Post-Quantum Universe
Did Saint Erlembaldo Really Speak to Me?

Actually, I prefer to turn the question the other way:  on what basis should we conclude that he didn’t?  In other words, what kind of reasonable evidence indicating that he spoke to me is absent from the experience I had?

Would I need to have actually seen him?  Or would I need to have physically heard his voice, clearly distinct from my own—and with my ears, rather than in the form of sub-vocalization within the confines of my own cranium?
 
There are good reasons for Erlembaldo not to have appeared to me in these ways.  If he had done so:

* I could have been diagnosed as severely out of touch with objective reality—possibly to the point of requiring involuntary hospitalization—and for who knows how long?

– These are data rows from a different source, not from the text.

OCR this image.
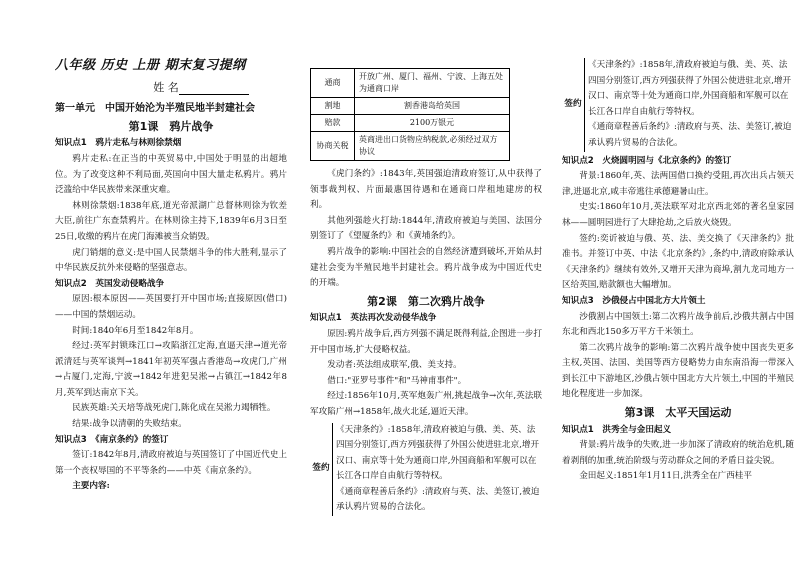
八年级 历史 上册 期末复习提纲
姓 名
第一单元　中国开始沦为半殖民地半封建社会
第1课　鸦片战争
知识点1　鸦片走私与林则徐禁烟

鸦片走私:在正当的中英贸易中,中国处于明显的出超地位。为了改变这种不利局面,英国向中国大量走私鸦片。鸦片泛滥给中华民族带来深重灾难。

林则徐禁烟:1838年底,道光帝派湖广总督林则徐为钦差大臣,前往广东查禁鸦片。在林则徐主持下,1839年6月3日至25日,收缴的鸦片在虎门海滩被当众销毁。

虎门销烟的意义:是中国人民禁烟斗争的伟大胜利,显示了中华民族反抗外来侵略的坚强意志。

知识点2　英国发动侵略战争

原因:根本原因——英国要打开中国市场;直接原因(借口)——中国的禁烟运动。

时间:1840年6月至1842年8月。

经过:英军封锁珠江口→攻陷浙江定海,直逼天津→道光帝派清廷与英军谈判→1841年初英军强占香港岛→攻虎门,广州→占厦门,定海,宁波→1842年进犯吴淞→占镇江→1842年8月,英军到达南京下关。

民族英雄:关天培等战死虎门,陈化成在吴淞力竭牺牲。

结果:战争以清朝的失败结束。

知识点3　《南京条约》的签订

签订:1842年8月,清政府被迫与英国签订了中国近代史上第一个丧权辱国的不平等条约——中英《南京条约》。

主要内容:

通商	开放广州、厦门、福州、宁波、上海五处为通商口岸
割地	割香港岛给英国
赔款	2100万银元
协商关税	英商进出口货物应纳税款,必须经过双方协议

《虎门条约》:1843年,英国强迫清政府签订,从中获得了领事裁判权、片面最惠国待遇和在通商口岸租地建房的权利。

其他列强趁火打劫:1844年,清政府被迫与美国、法国分别签订了《望厦条约》和《黄埔条约》。

鸦片战争的影响:中国社会的自然经济遭到破坏,开始从封建社会变为半殖民地半封建社会。鸦片战争成为中国近代史的开端。

第2课　第二次鸦片战争
知识点1　英法再次发动侵华战争

原因:鸦片战争后,西方列强不满足既得利益,企图进一步打开中国市场,扩大侵略权益。

发动者:英法组成联军,俄、美支持。

借口:"亚罗号事件"和"马神甫事件"。

经过:1856年10月,英军炮轰广州,挑起战争→次年,英法联军攻陷广州→1858年,战火北延,逼近天津。

签约

《天津条约》:1858年,清政府被迫与俄、美、英、法四国分别签订,西方列强获得了外国公使进驻北京,增开汉口、南京等十处为通商口岸,外国商船和军舰可以在长江各口岸自由航行等特权。

《通商章程善后条约》:清政府与英、法、美签订,被迫承认鸦片贸易的合法化。

签约

《天津条约》:1858年,清政府被迫与俄、美、英、法四国分别签订,西方列强获得了外国公使进驻北京,增开汉口、南京等十处为通商口岸,外国商船和军舰可以在长江各口岸自由航行等特权。

《通商章程善后条约》:清政府与英、法、美签订,被迫承认鸦片贸易的合法化。

知识点2　火烧圆明园与《北京条约》的签订

背景:1860年,英、法两国借口换约受阻,再次出兵占领天津,进逼北京,咸丰帝逃往承德避暑山庄。

史实:1860年10月,英法联军对北京西北郊的著名皇家园林——圆明园进行了大肆抢劫,之后放火烧毁。

签约:奕䜣被迫与俄、英、法、美交换了《天津条约》批准书。并签订中英、中法《北京条约》,条约中,清政府除承认《天津条约》继续有效外,又增开天津为商埠,割九龙司地方一区给英国,赔款额也大幅增加。

知识点3　沙俄侵占中国北方大片领土

沙俄割占中国领土:第二次鸦片战争前后,沙俄共割占中国东北和西北150多万平方千米领土。

第二次鸦片战争的影响:第二次鸦片战争使中国丧失更多主权,英国、法国、美国等西方侵略势力由东南沿海一带深入到长江中下游地区,沙俄占领中国北方大片领土,中国的半殖民地化程度进一步加深。

第3课　太平天国运动
知识点1　洪秀全与金田起义

背景:鸦片战争的失败,进一步加深了清政府的统治危机,随着剥削的加重,统治阶级与劳动群众之间的矛盾日益尖锐。

金田起义:1851年1月11日,洪秀全在广西桂平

* I could have been startled or outright terrified to the point where I considered myself insane, and lost all will to describe this remarkable experience (or any other one) to other people.

* What language would Erlembaldo have spoken to me in?  More than ten years ago, I had  learned a few simple words of Italian from the Rosetta Stone language app, but by this point, I’d forgotten virtually all of them.
 
* Well, then, what about speaking to me in English?  Unfortunately, if my sainted ancestor knew any of my language, it would have been an 11th-century version of it—so far removed from modern American English that it would have been almost as unintelligible to me as Italian.

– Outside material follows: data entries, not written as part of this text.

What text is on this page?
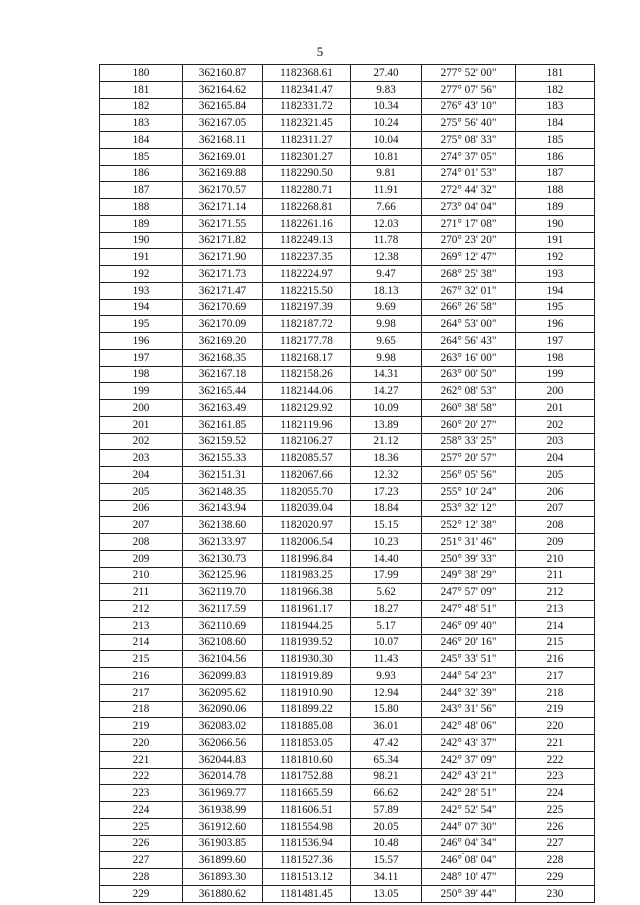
5
180	362160.87	1182368.61	27.40	277° 52' 00"	181
181	362164.62	1182341.47	9.83	277° 07' 56"	182
182	362165.84	1182331.72	10.34	276° 43' 10"	183
183	362167.05	1182321.45	10.24	275° 56' 40"	184
184	362168.11	1182311.27	10.04	275° 08' 33"	185
185	362169.01	1182301.27	10.81	274° 37' 05"	186
186	362169.88	1182290.50	9.81	274° 01' 53"	187
187	362170.57	1182280.71	11.91	272° 44' 32"	188
188	362171.14	1182268.81	7.66	273° 04' 04"	189
189	362171.55	1182261.16	12.03	271° 17' 08"	190
190	362171.82	1182249.13	11.78	270° 23' 20"	191
191	362171.90	1182237.35	12.38	269° 12' 47"	192
192	362171.73	1182224.97	9.47	268° 25' 38"	193
193	362171.47	1182215.50	18.13	267° 32' 01"	194
194	362170.69	1182197.39	9.69	266° 26' 58"	195
195	362170.09	1182187.72	9.98	264° 53' 00"	196
196	362169.20	1182177.78	9.65	264° 56' 43"	197
197	362168.35	1182168.17	9.98	263° 16' 00"	198
198	362167.18	1182158.26	14.31	263° 00' 50"	199
199	362165.44	1182144.06	14.27	262° 08' 53"	200
200	362163.49	1182129.92	10.09	260° 38' 58"	201
201	362161.85	1182119.96	13.89	260° 20' 27"	202
202	362159.52	1182106.27	21.12	258° 33' 25"	203
203	362155.33	1182085.57	18.36	257° 20' 57"	204
204	362151.31	1182067.66	12.32	256° 05' 56"	205
205	362148.35	1182055.70	17.23	255° 10' 24"	206
206	362143.94	1182039.04	18.84	253° 32' 12"	207
207	362138.60	1182020.97	15.15	252° 12' 38"	208
208	362133.97	1182006.54	10.23	251° 31' 46"	209
209	362130.73	1181996.84	14.40	250° 39' 33"	210
210	362125.96	1181983.25	17.99	249° 38' 29"	211
211	362119.70	1181966.38	5.62	247° 57' 09"	212
212	362117.59	1181961.17	18.27	247° 48' 51"	213
213	362110.69	1181944.25	5.17	246° 09' 40"	214
214	362108.60	1181939.52	10.07	246° 20' 16"	215
215	362104.56	1181930.30	11.43	245° 33' 51"	216
216	362099.83	1181919.89	9.93	244° 54' 23"	217
217	362095.62	1181910.90	12.94	244° 32' 39"	218
218	362090.06	1181899.22	15.80	243° 31' 56"	219
219	362083.02	1181885.08	36.01	242° 48' 06"	220
220	362066.56	1181853.05	47.42	242° 43' 37"	221
221	362044.83	1181810.60	65.34	242° 37' 09"	222
222	362014.78	1181752.88	98.21	242° 43' 21"	223
223	361969.77	1181665.59	66.62	242° 28' 51"	224
224	361938.99	1181606.51	57.89	242° 52' 54"	225
225	361912.60	1181554.98	20.05	244° 07' 30"	226
226	361903.85	1181536.94	10.48	246° 04' 34"	227
227	361899.60	1181527.36	15.57	246° 08' 04"	228
228	361893.30	1181513.12	34.11	248° 10' 47"	229
229	361880.62	1181481.45	13.05	250° 39' 44"	230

Now let’s consider whether it would have been appropriate for me to ask Erlembaldo for additional verification of who he was, and what his objective(s) might be.

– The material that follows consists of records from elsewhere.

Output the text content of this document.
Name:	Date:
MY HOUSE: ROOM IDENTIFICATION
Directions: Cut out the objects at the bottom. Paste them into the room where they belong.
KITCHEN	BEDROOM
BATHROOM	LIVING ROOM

How might equivalent behavior go over in an interaction with a normal, garden-variety celebrity? What if I  recognized an NFL star on the sidewalk somewhere and asked him a question, and he graciously answered it—and then I demanded that he prove he was who he claimed to be?  Wouldn’t this be a bit weird—not to mention tacky, presumptuous, and rudely ungrateful?

Erlembaldo was a hero on a far bigger field than any football player’s—not to mention his being a saint.  For me to initiate a conversation with him, and receive a wise and useful answer in a reasonable form, and then, in effect, demand that he, of all people, show me some ID—how much more obnoxiously bizarre would that have been?